Authenticity can be a slippery term. In this case, it encourages people to see divisions. One of the most successful strategies of colonialism was to divide and conquer. Today, all our islands are arbitrarily divided along lines imposed by our former colonisers.
What needs to be central to all our decolonisation 2.0 efforts, is recognising that, to thrive as Pacific people, we need to revive these connections between all our islands, and all our people.
Moana is important because no one can claim her outright as Samoan, Tongan, Hawaiian or whatever — but we can all claim her. She represents the Sea of Islands that Epeli Hau’ofa dazzled and inspired us with. She is unifying.
So, despite the unnerving thought of the billions that are about to line the pockets of Disney executives, I’m comforted by the fact that there’s still a lot of good mixed in with the corporate bad.
Moana will empower a new generation of Pacific Island youth, women especially. It has already opened up important avenues of discussion around cultural preservation and appropriation — which, up until now, has been mostly the realm of academics. But for all of us to move forward, these discussions can’t be left inaccessible in academic journals, in language that doesn’t resonate with the public.
Moana lifts the discussions, places them on the big screen, and sets sail on a journey that’s going worldwide. The opportunities that this kind of reach provides is something that even academics shouldn’t dismiss quickly.

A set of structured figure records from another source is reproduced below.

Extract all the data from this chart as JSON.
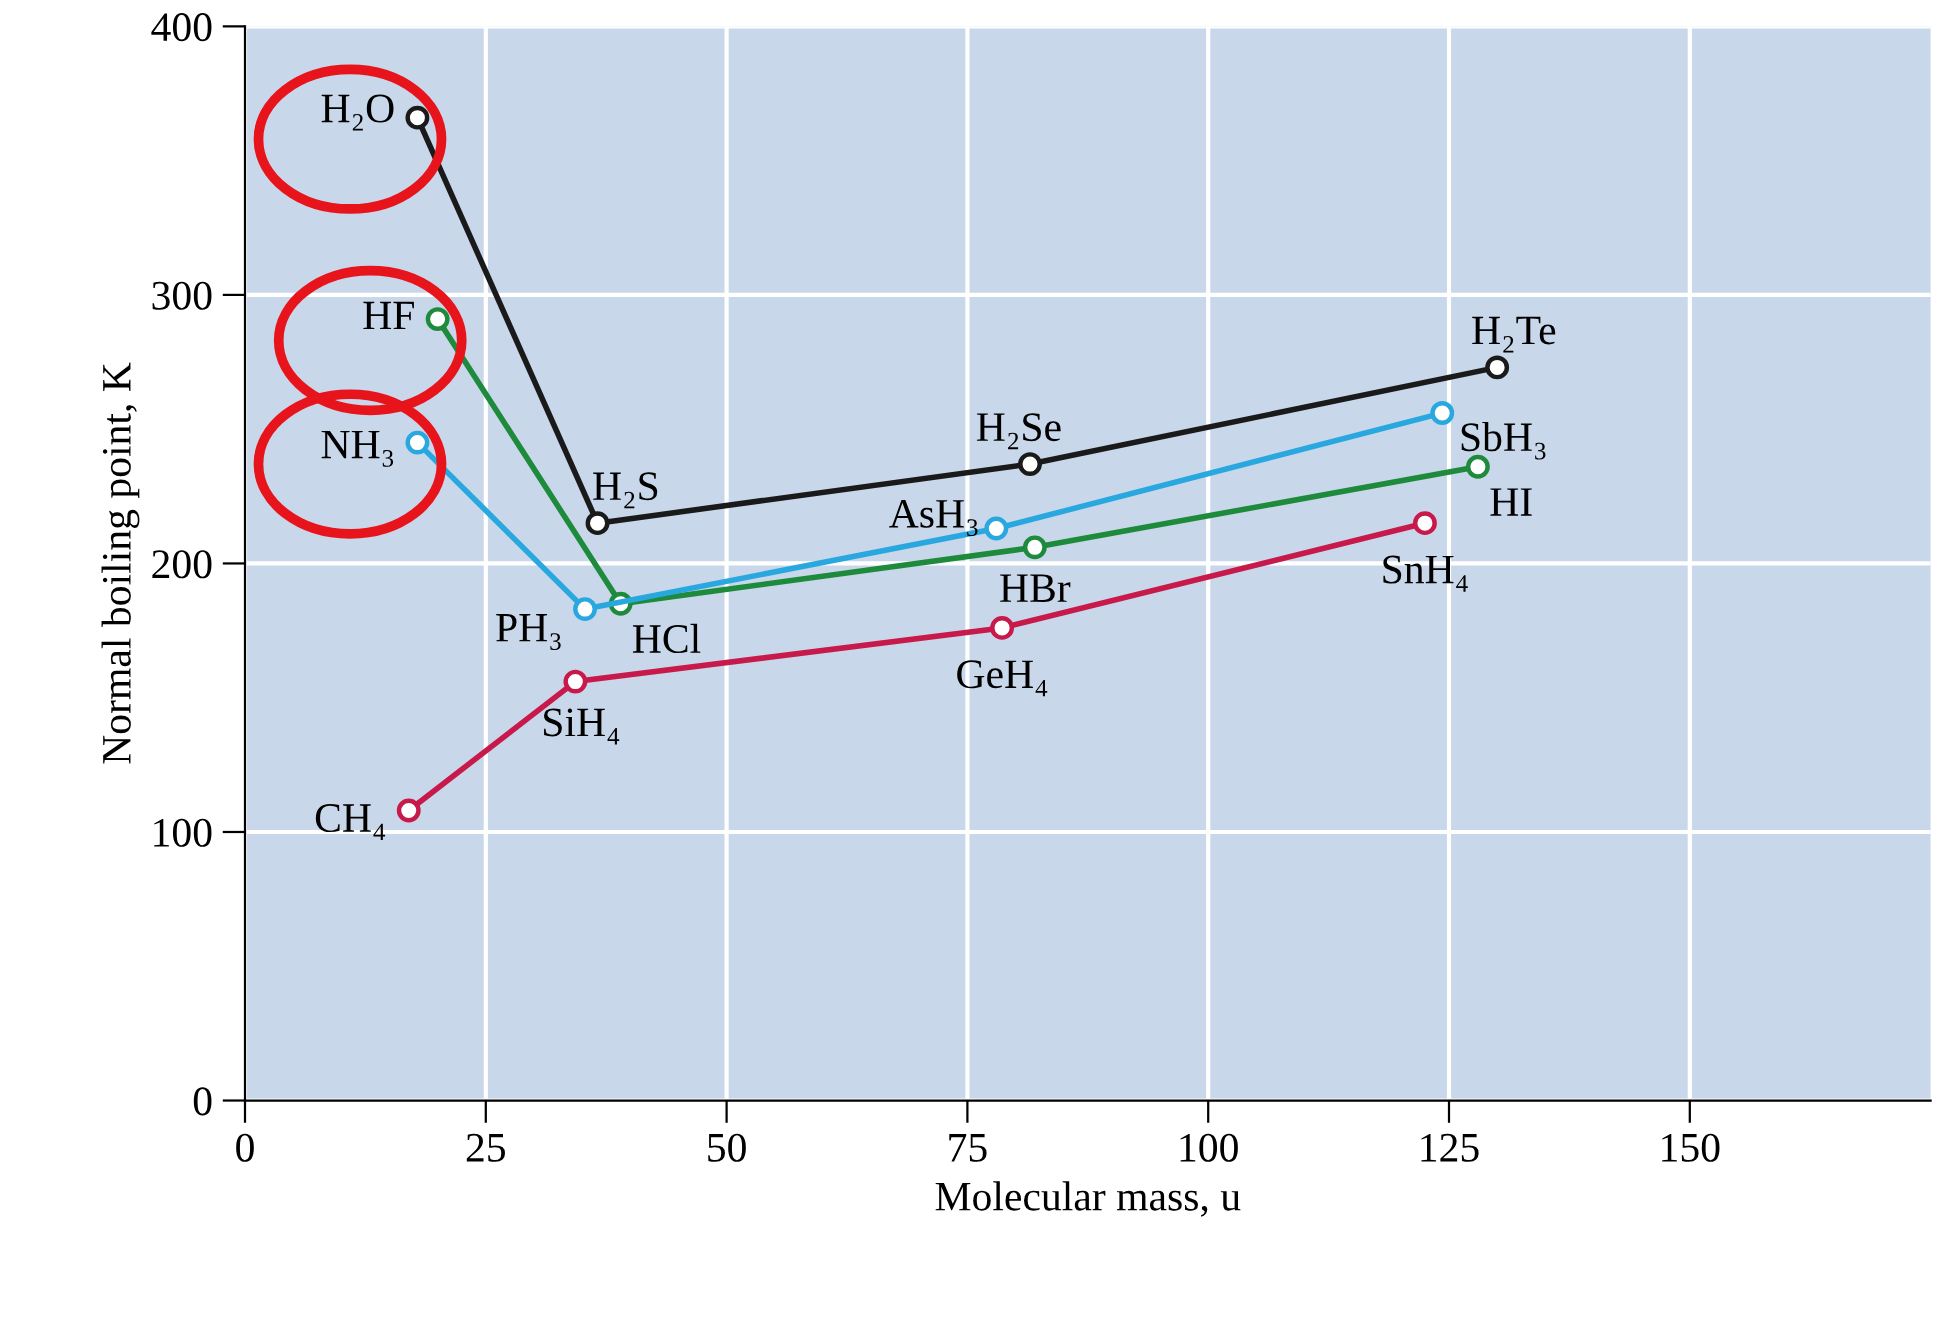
{
  "chart_data": {
    "type": "line",
    "xlabel": "Molecular mass, u",
    "ylabel": "Normal boiling point, K",
    "xlim": [
      0,
      175
    ],
    "ylim": [
      0,
      400
    ],
    "xticks": [
      0,
      25,
      50,
      75,
      100,
      125,
      150
    ],
    "yticks": [
      0,
      100,
      200,
      300,
      400
    ],
    "grid": true,
    "marker": "circle",
    "line_style": "solid",
    "series": [
      {
        "color": "#1a1a1a",
        "x": [
          17.9,
          36.6,
          81.5,
          130
        ],
        "values": [
          366,
          215,
          237,
          273
        ]
      },
      {
        "color": "#1e8a3c",
        "x": [
          20,
          39,
          82,
          128
        ],
        "values": [
          291,
          185,
          206,
          236
        ]
      },
      {
        "color": "#29a8e0",
        "x": [
          17.9,
          35.3,
          78,
          124.3
        ],
        "values": [
          245,
          183,
          213,
          256
        ]
      },
      {
        "color": "#c8194b",
        "x": [
          17,
          34.3,
          78.6,
          122.5
        ],
        "values": [
          108,
          156,
          176,
          215
        ]
      }
    ],
    "annotations": [
      {
        "text": "H₂O",
        "x": 17.9,
        "y": 366
      },
      {
        "text": "H₂S",
        "x": 36.6,
        "y": 215
      },
      {
        "text": "H₂Se",
        "x": 81.5,
        "y": 237
      },
      {
        "text": "H₂Te",
        "x": 130,
        "y": 273
      },
      {
        "text": "HF",
        "x": 20,
        "y": 291
      },
      {
        "text": "HCl",
        "x": 39,
        "y": 185
      },
      {
        "text": "HBr",
        "x": 82,
        "y": 206
      },
      {
        "text": "HI",
        "x": 128,
        "y": 236
      },
      {
        "text": "NH₃",
        "x": 17.9,
        "y": 245
      },
      {
        "text": "PH₃",
        "x": 35.3,
        "y": 183
      },
      {
        "text": "AsH₃",
        "x": 78,
        "y": 213
      },
      {
        "text": "SbH₃",
        "x": 124.3,
        "y": 256
      },
      {
        "text": "CH₄",
        "x": 17,
        "y": 108
      },
      {
        "text": "SiH₄",
        "x": 34.3,
        "y": 156
      },
      {
        "text": "GeH₄",
        "x": 78.6,
        "y": 176
      },
      {
        "text": "SnH₄",
        "x": 122.5,
        "y": 215
      }
    ]
  }
}
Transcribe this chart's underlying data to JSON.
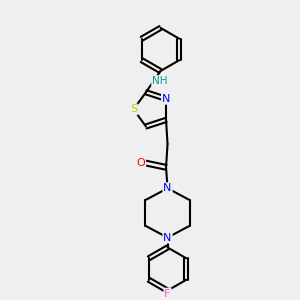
{
  "bg_color": "#efefef",
  "bond_color": "#000000",
  "bond_lw": 1.5,
  "atom_colors": {
    "S": "#cccc00",
    "N": "#0000ff",
    "O": "#ff0000",
    "F": "#ff55cc",
    "NH": "#009999",
    "C": "#000000"
  },
  "font_size": 7.5,
  "figsize": [
    3.0,
    3.0
  ],
  "dpi": 100
}
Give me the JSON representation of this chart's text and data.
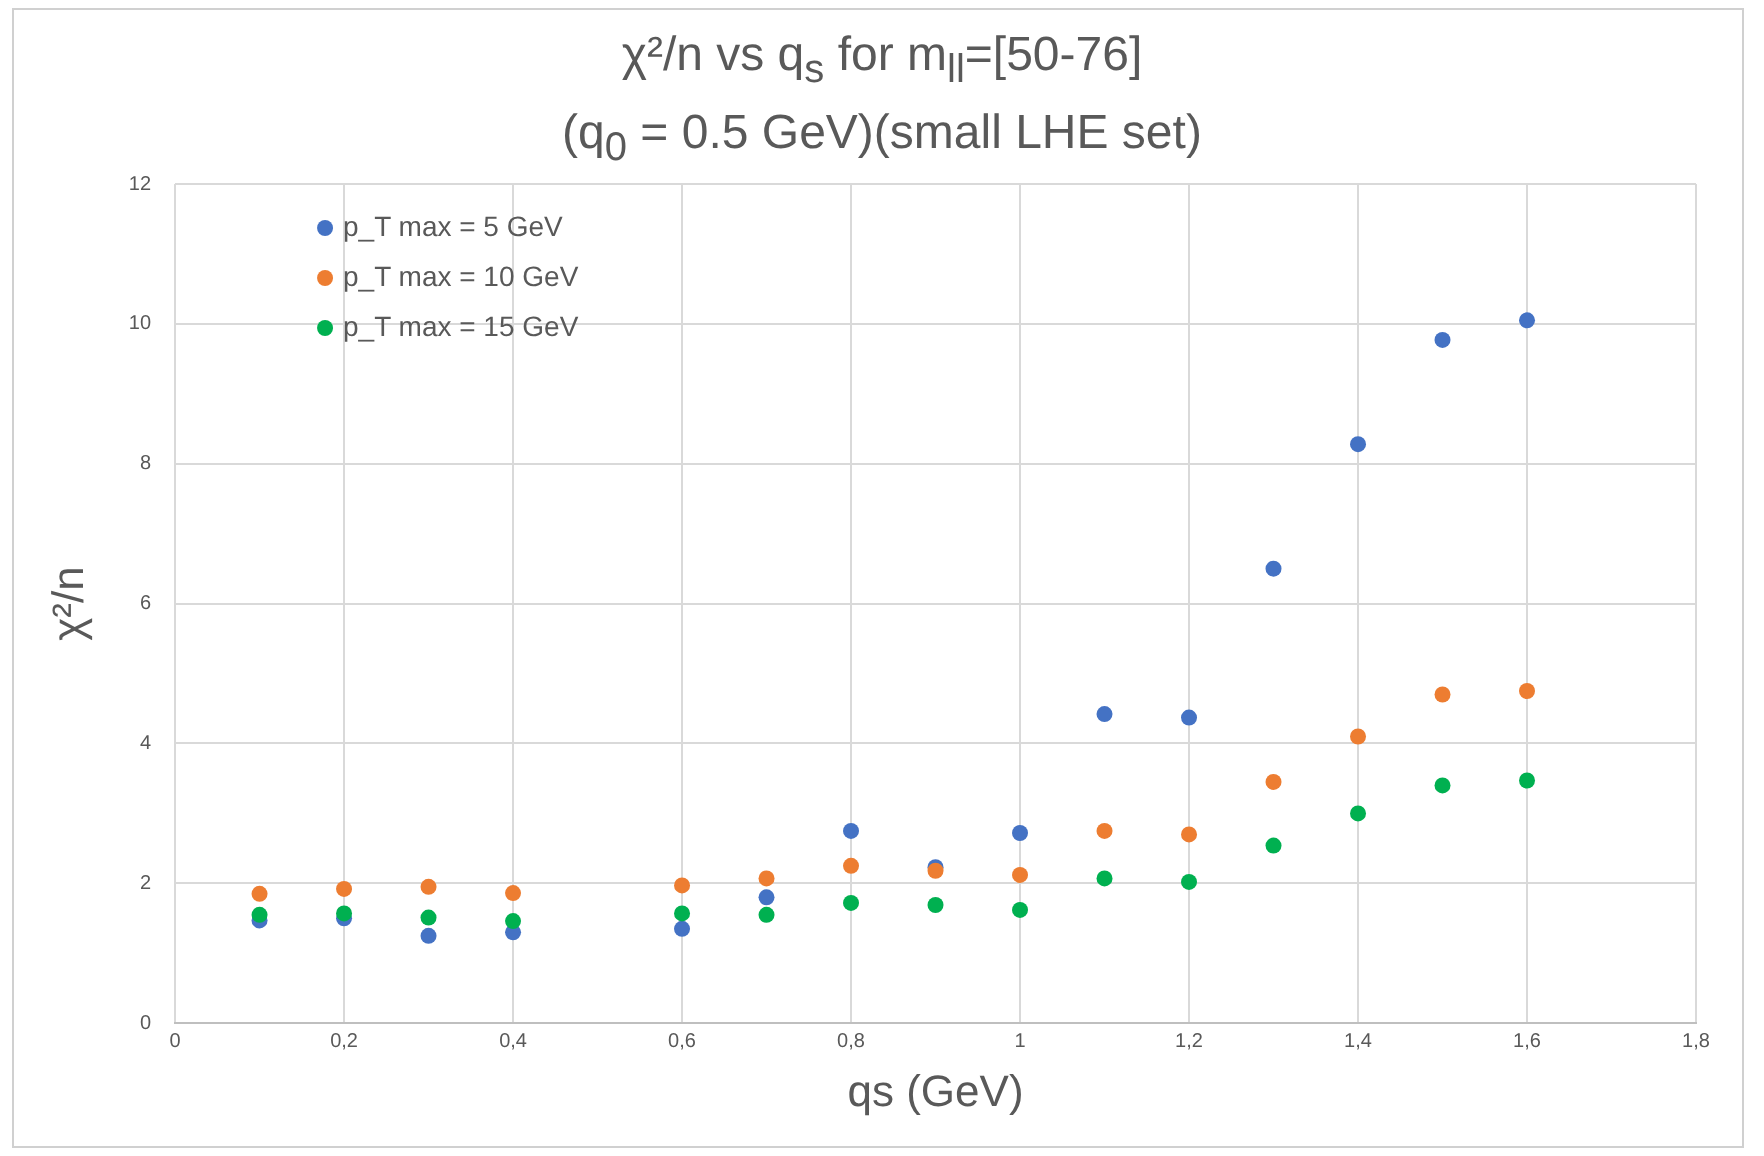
{
  "chart_data": {
    "type": "scatter",
    "title": "χ²/n vs q$_{s}$ for m$_{ll}$=[50-76]",
    "subtitle": "(q$_{0}$ = 0.5 GeV)(small LHE set)",
    "xlabel": "qs (GeV)",
    "ylabel": "χ²/n",
    "x": [
      0.1,
      0.2,
      0.3,
      0.4,
      0.6,
      0.7,
      0.8,
      0.9,
      1.0,
      1.1,
      1.2,
      1.3,
      1.4,
      1.5,
      1.6
    ],
    "series": [
      {
        "name": "p_T max = 5 GeV",
        "color": "#4472c4",
        "values": [
          1.47,
          1.5,
          1.25,
          1.3,
          1.35,
          1.8,
          2.75,
          2.23,
          2.72,
          4.42,
          4.37,
          6.5,
          8.28,
          9.77,
          10.05
        ]
      },
      {
        "name": "p_T max = 10 GeV",
        "color": "#ed7d31",
        "values": [
          1.85,
          1.92,
          1.95,
          1.86,
          1.97,
          2.07,
          2.25,
          2.18,
          2.12,
          2.75,
          2.7,
          3.45,
          4.1,
          4.7,
          4.75
        ]
      },
      {
        "name": "p_T max = 15 GeV",
        "color": "#00b050",
        "values": [
          1.55,
          1.57,
          1.51,
          1.46,
          1.57,
          1.55,
          1.72,
          1.69,
          1.62,
          2.07,
          2.02,
          2.54,
          3.0,
          3.4,
          3.47
        ]
      }
    ],
    "xlim": [
      0,
      1.8
    ],
    "xticks": [
      0,
      {
        "value": 0.2,
        "label": "0,2"
      },
      {
        "value": 0.4,
        "label": "0,4"
      },
      {
        "value": 0.6,
        "label": "0,6"
      },
      {
        "value": 0.8,
        "label": "0,8"
      },
      1,
      {
        "value": 1.2,
        "label": "1,2"
      },
      {
        "value": 1.4,
        "label": "1,4"
      },
      {
        "value": 1.6,
        "label": "1,6"
      },
      {
        "value": 1.8,
        "label": "1,8"
      }
    ],
    "ylim": [
      0,
      12
    ],
    "yticks": [
      0,
      2,
      4,
      6,
      8,
      10,
      12
    ],
    "grid": true,
    "legend": "top left",
    "marker": "circle"
  }
}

I feel comfortable riding Moana’s wave, because she makes space for us Pacific Islanders in global discussions. As adults, academics, activists, parents, aunts, uncles — we have the job now to reshape those spaces into something future Pacific generations will feel capable of claiming as their own.
Rather ironically, the hand that holds us down, in this case, may just hold the key to our own liberation.
Patrick Thomsen was born and bred in Auckland. He holds the chiefly title of Seutaafili from the village of Tauese in Samoa. He has a BA majoring in political science from the University of Auckland and an MA in International Studies from Seoul National University. He’s currently studying for his PhD at the University of Washington in the US.